Forum Moderators: martinibuster
Can't say i'm to thrilled about any changes that could force my revenue lower! I can see it now, the more advertisers that block your site the more smart pricing discounts your clicks...
interesting idea. with perhaps an attending summary that contains information to assist the selection process such as...? (I have no clue myself and I tend to think many publishers would not want any information about their site made available to advertisers, since some of whom are also adsense competitors)
now that I think about it, I don't see how tenable it would be for google to provide any publisher info to advertisers...other than some type of vetting score. one star, two stars, three stars, something like this.
But how do they know which publishers are running their ads?I can't imagine google EVER disclosing all of their publishers
Google doesn't have to. (This was explained earlier.)
There's definitely a need for a domain filter at the very least. On the AdWords forum, a number of advertisers have reported receiving large amounts on nonconverting traffic from junk sites or--in some cases--from high-traffic "premium partners" such as weather or mapping sites. In some cases, advertisers have opted out of the content network just because one or two nonperforming publishers were sucking their budgets dry. ("Smart pricing" may reduce the impact of nonconverting traffic, but worthless traffic doesn't become a bargain just because it's sold at a discount.)
Remember that much of Adwords success lies with the fact that you don't have to be a million dollar per year advertiser or SERP specialist (thats what 'thousands a day' ultimately means). Looking over Google's income, there would be very few advertisers in this bracket. Most are much smaller and I will bet they don't know what Adsense sites are generating leads. Hell, as an advertiser, I never know where my ads are appearing.
Well even if they know, there is not much they can currently do about it. Content network is on or off - there is no in-between or site selection.
Yes, and some advertisers turn off the content network for that reason.
Remember that much of Adwords success lies with the fact that you don't have to be a million dollar per year advertiser or SERP specialist (thats what 'thousands a day' ultimately means). Looking over Google's income, there would be very few advertisers in this bracket.
I suspect that Google's ambitions go beyond owning the low end of the Internet's direct-response market. (That's pretty clear from the new AdWords API.)
G for "hostsman" and dload it.
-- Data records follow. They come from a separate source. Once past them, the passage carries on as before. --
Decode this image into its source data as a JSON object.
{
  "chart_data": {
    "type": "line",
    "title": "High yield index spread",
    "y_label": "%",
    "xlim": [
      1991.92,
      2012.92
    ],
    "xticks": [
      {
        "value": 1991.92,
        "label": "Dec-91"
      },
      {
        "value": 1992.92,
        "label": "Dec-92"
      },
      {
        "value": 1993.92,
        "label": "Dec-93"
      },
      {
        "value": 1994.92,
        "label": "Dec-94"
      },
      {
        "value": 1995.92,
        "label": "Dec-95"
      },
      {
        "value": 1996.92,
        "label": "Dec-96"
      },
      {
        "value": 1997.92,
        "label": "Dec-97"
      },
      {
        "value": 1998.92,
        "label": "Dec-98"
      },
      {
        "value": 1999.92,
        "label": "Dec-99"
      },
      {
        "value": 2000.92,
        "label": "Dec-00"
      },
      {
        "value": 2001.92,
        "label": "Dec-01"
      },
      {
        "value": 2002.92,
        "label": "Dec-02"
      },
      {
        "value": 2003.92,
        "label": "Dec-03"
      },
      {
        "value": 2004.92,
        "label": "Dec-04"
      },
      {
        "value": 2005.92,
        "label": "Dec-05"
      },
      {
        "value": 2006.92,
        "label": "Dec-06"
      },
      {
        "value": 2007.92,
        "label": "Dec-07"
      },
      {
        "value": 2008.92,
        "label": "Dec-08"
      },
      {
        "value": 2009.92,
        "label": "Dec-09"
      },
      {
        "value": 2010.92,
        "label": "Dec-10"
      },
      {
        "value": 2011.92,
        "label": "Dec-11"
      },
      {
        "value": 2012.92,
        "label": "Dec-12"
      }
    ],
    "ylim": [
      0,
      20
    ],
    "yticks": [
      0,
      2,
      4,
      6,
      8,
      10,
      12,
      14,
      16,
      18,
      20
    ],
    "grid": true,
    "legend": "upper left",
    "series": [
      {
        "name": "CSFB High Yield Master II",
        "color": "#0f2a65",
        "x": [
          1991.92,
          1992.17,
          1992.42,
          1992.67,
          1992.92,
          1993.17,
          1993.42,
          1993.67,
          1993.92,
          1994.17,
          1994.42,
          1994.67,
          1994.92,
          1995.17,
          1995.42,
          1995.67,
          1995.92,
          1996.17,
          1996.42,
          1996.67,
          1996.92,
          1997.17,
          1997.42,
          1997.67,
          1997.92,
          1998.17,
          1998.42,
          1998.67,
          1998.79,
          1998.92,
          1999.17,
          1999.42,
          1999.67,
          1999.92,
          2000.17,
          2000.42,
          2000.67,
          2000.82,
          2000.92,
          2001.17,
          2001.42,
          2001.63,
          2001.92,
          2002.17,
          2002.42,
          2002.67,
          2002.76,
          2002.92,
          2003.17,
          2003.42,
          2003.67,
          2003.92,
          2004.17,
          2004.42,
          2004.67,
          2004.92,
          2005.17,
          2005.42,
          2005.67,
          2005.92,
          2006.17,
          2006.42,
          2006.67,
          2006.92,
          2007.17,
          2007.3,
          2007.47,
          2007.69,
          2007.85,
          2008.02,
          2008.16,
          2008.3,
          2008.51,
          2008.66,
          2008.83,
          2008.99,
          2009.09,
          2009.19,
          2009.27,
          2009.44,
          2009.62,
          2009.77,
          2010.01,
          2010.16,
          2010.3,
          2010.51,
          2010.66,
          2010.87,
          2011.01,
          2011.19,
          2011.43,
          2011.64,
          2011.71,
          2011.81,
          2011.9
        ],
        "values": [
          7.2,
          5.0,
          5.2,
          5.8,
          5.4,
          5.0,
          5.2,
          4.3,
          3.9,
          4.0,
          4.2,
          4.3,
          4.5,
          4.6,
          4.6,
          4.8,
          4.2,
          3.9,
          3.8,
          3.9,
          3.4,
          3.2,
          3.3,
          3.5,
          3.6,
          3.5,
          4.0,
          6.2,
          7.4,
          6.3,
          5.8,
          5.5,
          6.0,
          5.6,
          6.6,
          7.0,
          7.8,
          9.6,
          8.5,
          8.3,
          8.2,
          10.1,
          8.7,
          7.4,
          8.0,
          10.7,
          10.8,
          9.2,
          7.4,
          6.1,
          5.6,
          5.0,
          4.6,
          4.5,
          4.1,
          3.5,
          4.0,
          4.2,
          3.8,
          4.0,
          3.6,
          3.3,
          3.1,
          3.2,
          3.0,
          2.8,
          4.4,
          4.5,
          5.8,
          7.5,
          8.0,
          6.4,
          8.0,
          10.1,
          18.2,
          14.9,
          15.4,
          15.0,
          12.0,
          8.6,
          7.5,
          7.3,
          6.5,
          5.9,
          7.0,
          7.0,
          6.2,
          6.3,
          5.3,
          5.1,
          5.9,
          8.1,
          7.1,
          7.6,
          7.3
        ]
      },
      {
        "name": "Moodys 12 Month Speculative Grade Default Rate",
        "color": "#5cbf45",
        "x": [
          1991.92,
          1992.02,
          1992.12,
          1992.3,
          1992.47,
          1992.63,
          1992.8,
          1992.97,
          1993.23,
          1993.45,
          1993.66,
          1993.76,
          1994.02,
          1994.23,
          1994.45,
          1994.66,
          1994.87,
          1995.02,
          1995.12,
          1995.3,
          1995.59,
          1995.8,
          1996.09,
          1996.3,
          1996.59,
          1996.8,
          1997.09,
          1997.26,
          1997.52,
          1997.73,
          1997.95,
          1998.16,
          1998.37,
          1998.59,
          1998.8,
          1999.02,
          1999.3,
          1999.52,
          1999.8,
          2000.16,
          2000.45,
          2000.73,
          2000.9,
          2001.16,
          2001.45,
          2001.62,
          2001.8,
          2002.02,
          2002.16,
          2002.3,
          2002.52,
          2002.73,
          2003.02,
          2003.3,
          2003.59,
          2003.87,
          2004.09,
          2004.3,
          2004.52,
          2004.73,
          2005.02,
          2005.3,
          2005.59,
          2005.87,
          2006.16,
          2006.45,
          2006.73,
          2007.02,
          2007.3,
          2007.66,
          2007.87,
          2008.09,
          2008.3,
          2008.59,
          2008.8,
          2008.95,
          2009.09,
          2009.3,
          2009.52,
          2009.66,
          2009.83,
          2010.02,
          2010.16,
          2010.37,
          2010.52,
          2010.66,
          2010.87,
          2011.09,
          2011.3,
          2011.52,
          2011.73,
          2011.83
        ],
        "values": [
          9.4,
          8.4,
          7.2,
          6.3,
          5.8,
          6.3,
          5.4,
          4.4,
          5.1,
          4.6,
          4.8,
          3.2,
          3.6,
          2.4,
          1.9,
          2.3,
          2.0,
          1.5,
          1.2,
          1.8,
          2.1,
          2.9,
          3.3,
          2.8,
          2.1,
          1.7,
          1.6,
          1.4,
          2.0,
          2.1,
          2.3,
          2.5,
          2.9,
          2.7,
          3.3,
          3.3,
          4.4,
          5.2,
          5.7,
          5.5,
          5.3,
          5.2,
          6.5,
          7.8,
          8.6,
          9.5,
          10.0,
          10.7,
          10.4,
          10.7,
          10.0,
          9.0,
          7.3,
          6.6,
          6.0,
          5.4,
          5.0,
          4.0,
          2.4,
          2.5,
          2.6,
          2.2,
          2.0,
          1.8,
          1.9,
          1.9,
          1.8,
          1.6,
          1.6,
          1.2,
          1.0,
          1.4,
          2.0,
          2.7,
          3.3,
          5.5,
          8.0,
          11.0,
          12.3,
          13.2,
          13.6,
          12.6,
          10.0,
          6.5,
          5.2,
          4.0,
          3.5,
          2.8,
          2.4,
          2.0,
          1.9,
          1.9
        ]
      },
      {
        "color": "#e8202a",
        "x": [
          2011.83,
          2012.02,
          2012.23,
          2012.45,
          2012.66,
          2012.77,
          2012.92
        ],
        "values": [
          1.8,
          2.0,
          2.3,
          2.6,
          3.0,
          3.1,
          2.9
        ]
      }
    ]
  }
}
Add this to it:
127.0.0.1 googlesyndication.com
127.0.0.1 pagead2.googlesyndication.com
127.0.0.1 pagead.googlesyndication.com
127.0.0.1 pagead2.googlesyndication.com
127.0.0.1 googleadservices.com
Then enable.
Ask all your friends and relatives (that view your site(s)) to let you install it as well.
This makes "clicking your own ads impossible".
I use this instead of just tweaking the hosts file because its easy to turn on and off. Designing pages I want to see the layout. So after I am done I reactivate it.